Be Creative: Funny Descriptions of Audio...

Post up the funniest things you've ever heard people say about the sound on albums/live etc.

I just came up with this one:

"The hi hat sounds like a fucking moth caught in a lampshade!"

Dissing of the "St Anger" snare sound is, as ever, welcome. :D

Edit: I was referring to the Devolved album "Calculated," clearly an easy target, for anyone that had the misfortune to hear it...
 
A famous producer trying to show off while he was producing a salsa/latin band said to the recording engineer: "can we D.I. the congas?!.... I like the "pok" sound!..."
 
"your snare is killing me, it sounds like you're pounding a propane tank with a crescent wrench"... my brother said that to a local band's drumer who opened for us, after a show a couple years ago. The guy looked wounded as I pissed myself laughing.
 
Basketball bouncing off of a control room window. I think thats a kick on one of the Clearmountain disks. Pretty funny.
 
Frank'nfurter said:
Belive it or not. At a recording session few weeks ago the drummer ask me for a big mirror he needs in front of his drumset. "I even play better if I see myself playing" was his explanation. :loco: :loco:
I bet his girlfriend loves that.
 
I used to have my drums set up in my bedroom, right next to a mirror, since it was the only space big enough, and the mirror just so happened to be there. It really does help when you're watching what you're doing, at least it did for me. Guitar, however, it a totally different story.

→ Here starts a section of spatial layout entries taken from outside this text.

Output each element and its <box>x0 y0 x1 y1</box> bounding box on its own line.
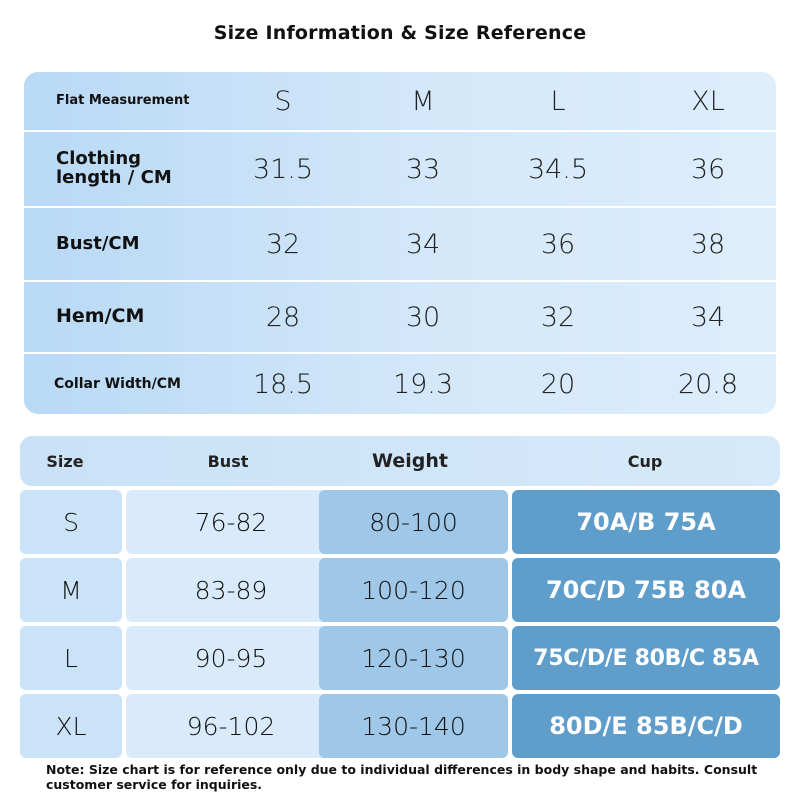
table-cell: 28 <box>265 301 301 333</box>
table-cell: 32 <box>540 301 576 333</box>
weight-cell: 100-120 <box>319 558 508 622</box>
clothing-length-label: Clothing length / CM <box>24 148 224 188</box>
flat-measurement-table: Flat Measurement S M L XL Clothing lengt… <box>24 72 776 414</box>
table-cell: 34.5 <box>527 153 589 185</box>
table-cell: 32 <box>265 228 301 260</box>
bust-label: Bust/CM <box>56 232 140 254</box>
table-row: M 83-89 100-120 70C/D 75B 80A <box>20 558 780 622</box>
table-row: XL 96-102 130-140 80D/E 85B/C/D <box>20 694 780 758</box>
cup-cell: 75C/D/E 80B/C 85A <box>512 626 780 690</box>
hem-row: Hem/CM 28 30 32 34 <box>24 282 776 354</box>
weight-cell: 80-100 <box>319 490 508 554</box>
clothing-length-label-line2: length / CM <box>56 167 172 188</box>
size-cell: L <box>20 626 122 690</box>
table-cell: 36 <box>540 228 576 260</box>
size-m-header: M <box>411 85 435 117</box>
cup-cell: 80D/E 85B/C/D <box>512 694 780 758</box>
clothing-length-label-line1: Clothing <box>56 148 142 170</box>
collar-width-row: Collar Width/CM 18.5 19.3 20 20.8 <box>24 354 776 414</box>
table-cell: 36 <box>690 153 726 185</box>
flat-header-row: Flat Measurement S M L XL <box>24 72 776 132</box>
table-cell: 20.8 <box>677 368 739 400</box>
size-xl-header: XL <box>691 85 725 117</box>
size-cell: M <box>20 558 122 622</box>
weight-cell: 130-140 <box>319 694 508 758</box>
reference-note: Note: Size chart is for reference only d… <box>46 762 758 792</box>
bust-cell: 83-89 <box>126 558 336 622</box>
weight-column-header: Weight <box>372 450 448 472</box>
collar-width-label: Collar Width/CM <box>54 375 181 392</box>
table-row: L 90-95 120-130 75C/D/E 80B/C 85A <box>20 626 780 690</box>
size-s-header: S <box>274 85 292 117</box>
size-l-header: L <box>550 85 566 117</box>
table-row: S 76-82 80-100 70A/B 75A <box>20 490 780 554</box>
cup-cell: 70C/D 75B 80A <box>512 558 780 622</box>
size-reference-header: Size Bust Weight Cup <box>20 436 780 486</box>
hem-label: Hem/CM <box>56 305 145 328</box>
flat-header-label: Flat Measurement <box>56 93 190 109</box>
table-cell: 34 <box>690 301 726 333</box>
table-cell: 38 <box>690 228 726 260</box>
table-cell: 31.5 <box>252 153 314 185</box>
size-column-header: Size <box>46 451 84 471</box>
page-title: Size Information & Size Reference <box>213 22 587 44</box>
table-cell: 34 <box>405 228 441 260</box>
bust-row: Bust/CM 32 34 36 38 <box>24 208 776 282</box>
bust-cell: 76-82 <box>126 490 336 554</box>
bust-column-header: Bust <box>207 451 249 471</box>
table-cell: 20 <box>540 368 576 400</box>
size-cell: S <box>20 490 122 554</box>
bust-cell: 90-95 <box>126 626 336 690</box>
bust-cell: 96-102 <box>126 694 336 758</box>
table-cell: 30 <box>405 301 441 333</box>
table-cell: 18.5 <box>252 368 314 400</box>
clothing-length-row: Clothing length / CM 31.5 33 34.5 36 <box>24 132 776 208</box>
cup-column-header: Cup <box>627 451 663 471</box>
weight-cell: 120-130 <box>319 626 508 690</box>
table-cell: 33 <box>405 153 441 185</box>
table-cell: 19.3 <box>392 368 454 400</box>
size-cell: XL <box>20 694 122 758</box>
cup-cell: 70A/B 75A <box>512 490 780 554</box>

The funniest audio description ever, I feel can be found from The Grimoire:

Ajjatara - Iamfaggot (Spikefarm)
Nothing says “faggot” like a nice gay piano introducing a song, especially when it’s just one note at a time, as if some homo is jumping on a trampoline and every time he comes down his dick slaps a random piano key. As you may have guessed, this is incredibly gay black metal, further queerified by the hal-assed screechy vocals that are combined with dance-club anal-cavity vocals. These musicians are as confused about which style of music they are playing as they are about their sexuality. If you happen to see them at the next faggot party, tell them that dicks should only be inserted into women, and see if that helps them make a better album.